Orbital- and millennial-scale Asian winter monsoon variability across the Pliocene-Pleistocene glacial intensification

Nat Commun. 2024 Apr 19;15(1):3364. doi: 10.1038/s41467-024-47274-9.


Intensification of northern hemisphere glaciation (iNHG), ~2.7 million years ago (Ma), led to establishment of the Pleistocene to present-day bipolar icehouse state. Here we document evolution of orbital- and millennial-scale Asian winter monsoon (AWM) variability across the iNHG using a palaeomagnetically dated centennial-resolution grain size record between 3.6 and 1.9 Ma from a previously undescribed loess-palaeosol/red clay section on the central Chinese Loess Plateau.
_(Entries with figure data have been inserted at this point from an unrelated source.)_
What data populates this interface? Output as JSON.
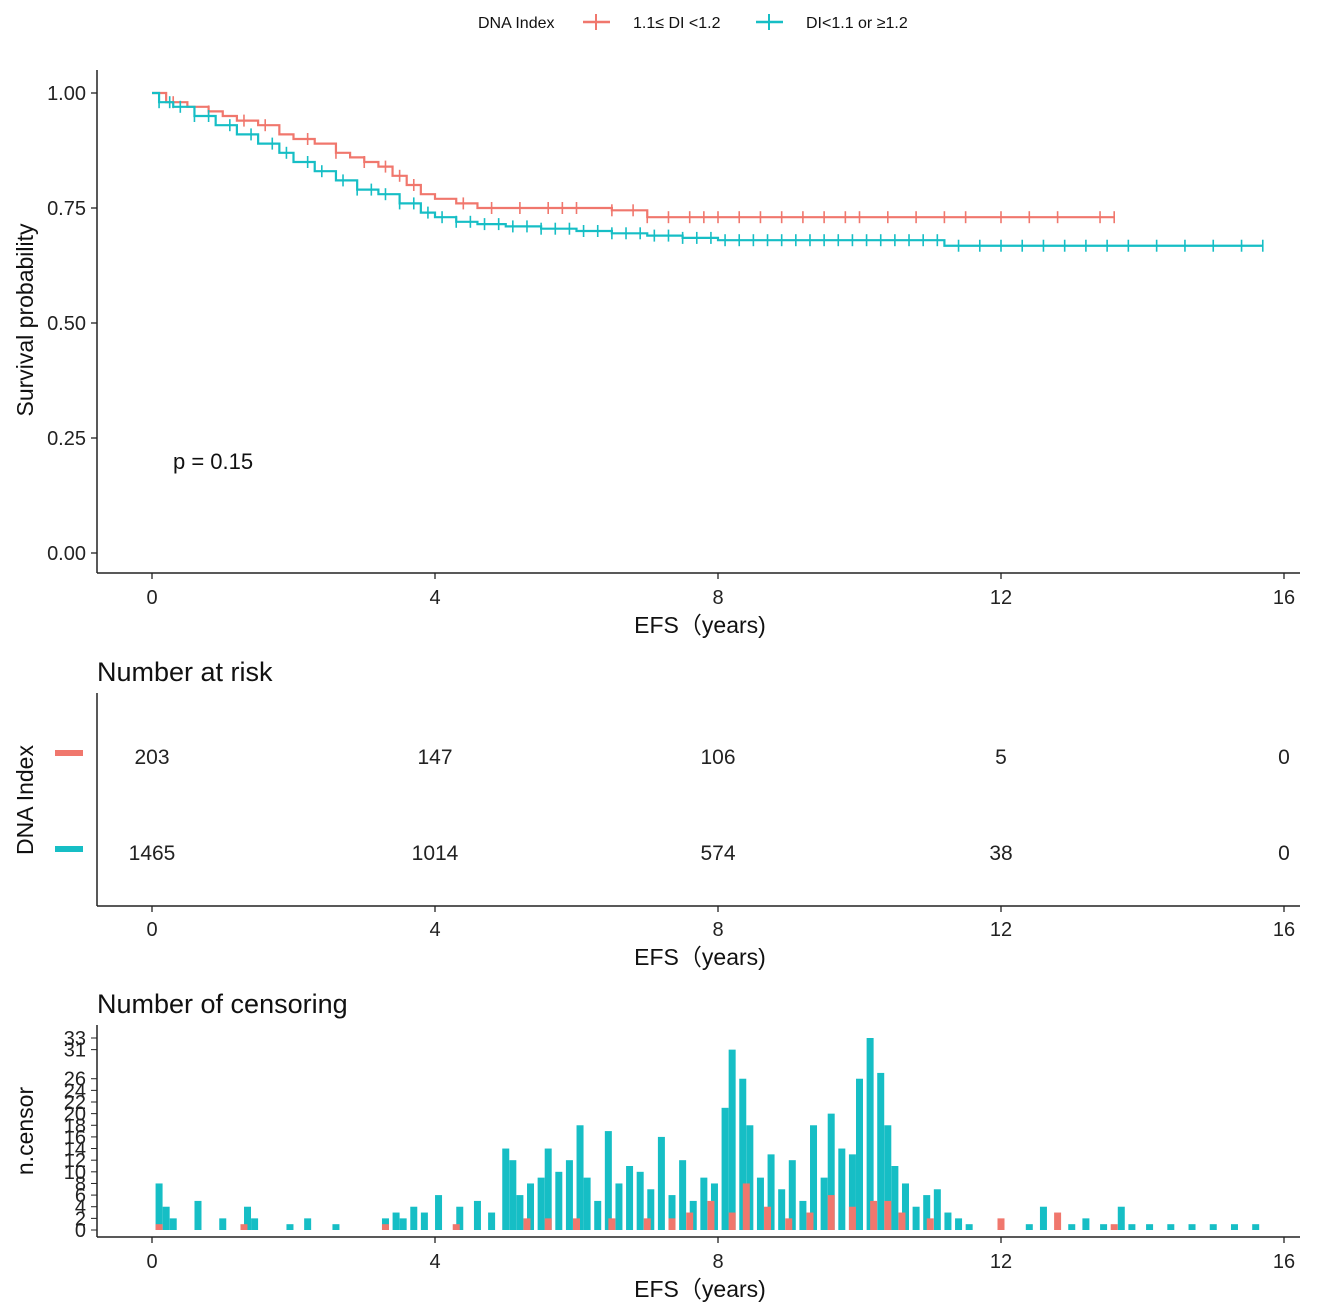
{
  "legend": {
    "title": "DNA Index",
    "entries": [
      {
        "label": "1.1≤ DI <1.2",
        "color": "#F0776D"
      },
      {
        "label": "DI<1.1 or ≥1.2",
        "color": "#16BEC5"
      }
    ]
  },
  "chart_data": [
    {
      "type": "line",
      "subtype": "kaplan-meier",
      "xlabel": "EFS（years)",
      "ylabel": "Survival probability",
      "xlim": [
        -0.8,
        16.4
      ],
      "ylim": [
        0,
        1.0
      ],
      "xticks": [
        0,
        4,
        8,
        12,
        16
      ],
      "yticks": [
        "0.00",
        "0.25",
        "0.50",
        "0.75",
        "1.00"
      ],
      "annotation": "p = 0.15",
      "series": [
        {
          "name": "1.1≤ DI <1.2",
          "color": "#F0776D",
          "x": [
            0,
            0.2,
            0.5,
            0.8,
            1.0,
            1.2,
            1.5,
            1.8,
            2.0,
            2.3,
            2.6,
            2.8,
            3.0,
            3.2,
            3.4,
            3.6,
            3.8,
            4.0,
            4.3,
            4.6,
            6.5,
            7.0,
            13.6
          ],
          "y": [
            1.0,
            0.98,
            0.97,
            0.96,
            0.95,
            0.94,
            0.93,
            0.91,
            0.9,
            0.89,
            0.87,
            0.86,
            0.85,
            0.84,
            0.82,
            0.8,
            0.78,
            0.77,
            0.76,
            0.75,
            0.745,
            0.73,
            0.73
          ],
          "censor_x": [
            0.3,
            0.8,
            1.3,
            1.6,
            2.2,
            2.6,
            3.0,
            3.3,
            3.5,
            3.7,
            4.4,
            4.8,
            5.2,
            5.6,
            5.8,
            6.0,
            6.5,
            6.8,
            7.0,
            7.3,
            7.6,
            7.8,
            8.0,
            8.3,
            8.6,
            8.9,
            9.2,
            9.5,
            9.8,
            10.0,
            10.4,
            10.8,
            11.2,
            11.5,
            12.0,
            12.4,
            12.8,
            13.4,
            13.6
          ]
        },
        {
          "name": "DI<1.1 or ≥1.2",
          "color": "#16BEC5",
          "x": [
            0,
            0.1,
            0.3,
            0.6,
            0.9,
            1.2,
            1.5,
            1.8,
            2.0,
            2.3,
            2.6,
            2.9,
            3.2,
            3.5,
            3.8,
            4.0,
            4.3,
            4.6,
            5.0,
            5.5,
            6.0,
            6.5,
            7.0,
            7.5,
            8.0,
            9.0,
            10.0,
            11.2,
            15.7
          ],
          "y": [
            1.0,
            0.98,
            0.97,
            0.95,
            0.93,
            0.91,
            0.89,
            0.87,
            0.85,
            0.83,
            0.81,
            0.79,
            0.78,
            0.76,
            0.74,
            0.73,
            0.72,
            0.715,
            0.71,
            0.705,
            0.7,
            0.695,
            0.69,
            0.685,
            0.68,
            0.68,
            0.68,
            0.668,
            0.668
          ],
          "censor_x": [
            0.1,
            0.25,
            0.4,
            0.6,
            0.8,
            1.1,
            1.4,
            1.7,
            1.9,
            2.2,
            2.4,
            2.7,
            2.9,
            3.1,
            3.3,
            3.5,
            3.7,
            3.9,
            4.1,
            4.3,
            4.5,
            4.7,
            4.9,
            5.1,
            5.3,
            5.5,
            5.7,
            5.9,
            6.1,
            6.3,
            6.5,
            6.7,
            6.9,
            7.1,
            7.3,
            7.5,
            7.7,
            7.9,
            8.1,
            8.3,
            8.5,
            8.7,
            8.9,
            9.1,
            9.3,
            9.5,
            9.7,
            9.9,
            10.1,
            10.3,
            10.5,
            10.7,
            10.9,
            11.1,
            11.4,
            11.7,
            12.0,
            12.3,
            12.6,
            12.9,
            13.2,
            13.5,
            13.8,
            14.2,
            14.6,
            15.0,
            15.4,
            15.7
          ]
        }
      ]
    },
    {
      "type": "table",
      "title": "Number at risk",
      "ylabel": "DNA Index",
      "xlabel": "EFS（years)",
      "xticks": [
        0,
        4,
        8,
        12,
        16
      ],
      "rows": [
        {
          "group": "1.1≤ DI <1.2",
          "color": "#F0776D",
          "values": [
            "203",
            "147",
            "106",
            "5",
            "0"
          ]
        },
        {
          "group": "DI<1.1 or ≥1.2",
          "color": "#16BEC5",
          "values": [
            "1465",
            "1014",
            "574",
            "38",
            "0"
          ]
        }
      ]
    },
    {
      "type": "bar",
      "title": "Number of censoring",
      "ylabel": "n.censor",
      "xlabel": "EFS（years)",
      "xticks": [
        0,
        4,
        8,
        12,
        16
      ],
      "yticks": [
        "0",
        "2",
        "4",
        "6",
        "8",
        "10",
        "12",
        "14",
        "16",
        "18",
        "20",
        "22",
        "24",
        "26",
        "31",
        "33"
      ],
      "ylim": [
        0,
        34
      ],
      "series": [
        {
          "name": "DI<1.1 or ≥1.2",
          "color": "#16BEC5",
          "x": [
            0.1,
            0.2,
            0.3,
            0.65,
            1.0,
            1.35,
            1.45,
            1.95,
            2.2,
            2.6,
            3.3,
            3.45,
            3.55,
            3.7,
            3.85,
            4.05,
            4.35,
            4.6,
            4.8,
            5.0,
            5.1,
            5.2,
            5.35,
            5.5,
            5.6,
            5.75,
            5.9,
            6.05,
            6.15,
            6.3,
            6.45,
            6.6,
            6.75,
            6.9,
            7.05,
            7.2,
            7.35,
            7.5,
            7.65,
            7.8,
            7.95,
            8.1,
            8.2,
            8.35,
            8.45,
            8.6,
            8.75,
            8.9,
            9.05,
            9.2,
            9.35,
            9.5,
            9.6,
            9.75,
            9.9,
            10.0,
            10.15,
            10.3,
            10.4,
            10.5,
            10.65,
            10.8,
            10.95,
            11.1,
            11.25,
            11.4,
            11.55,
            12.0,
            12.4,
            12.6,
            13.0,
            13.2,
            13.45,
            13.7,
            13.85,
            14.1,
            14.4,
            14.7,
            15.0,
            15.3,
            15.6
          ],
          "values": [
            8,
            4,
            2,
            5,
            2,
            4,
            2,
            1,
            2,
            1,
            2,
            3,
            2,
            4,
            3,
            6,
            4,
            5,
            3,
            14,
            12,
            6,
            8,
            9,
            14,
            10,
            12,
            18,
            9,
            5,
            17,
            8,
            11,
            10,
            7,
            16,
            6,
            12,
            5,
            9,
            8,
            21,
            31,
            26,
            18,
            9,
            13,
            7,
            12,
            5,
            18,
            9,
            20,
            14,
            13,
            26,
            33,
            27,
            18,
            11,
            8,
            4,
            6,
            7,
            3,
            2,
            1,
            1,
            1,
            4,
            1,
            2,
            1,
            4,
            1,
            1,
            1,
            1,
            1,
            1,
            1
          ]
        },
        {
          "name": "1.1≤ DI <1.2",
          "color": "#F0776D",
          "x": [
            0.1,
            1.3,
            3.3,
            4.3,
            5.3,
            5.6,
            6.0,
            6.5,
            7.0,
            7.35,
            7.6,
            7.9,
            8.2,
            8.4,
            8.7,
            9.0,
            9.3,
            9.6,
            9.9,
            10.2,
            10.4,
            10.6,
            11.0,
            12.0,
            12.8,
            13.6
          ],
          "values": [
            1,
            1,
            1,
            1,
            2,
            2,
            2,
            2,
            2,
            2,
            3,
            5,
            3,
            8,
            4,
            2,
            3,
            6,
            4,
            5,
            5,
            3,
            2,
            2,
            3,
            1
          ]
        }
      ]
    }
  ]
}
We find that the late Pliocene-early Pleistocene AWM was characterized by combined 41-kyr and ~100-kyr cycles, in response to ice volume and atmospheric CO2 forcing. Northern hemisphere ice sheet expansion, which was accompanied by an atmospheric CO2 concentration decline, substantially increased glacial AWM intensity and its orbitally oscillating amplitudes across the iNHG. Superposed on orbital variability, we find that millennial AWM intensity fluctuations persisted during both the warmer (higher-CO2) late Pliocene and colder (lower-CO2) early Pleistocene, in response to both external astronomical forcing and internal climate dynamics.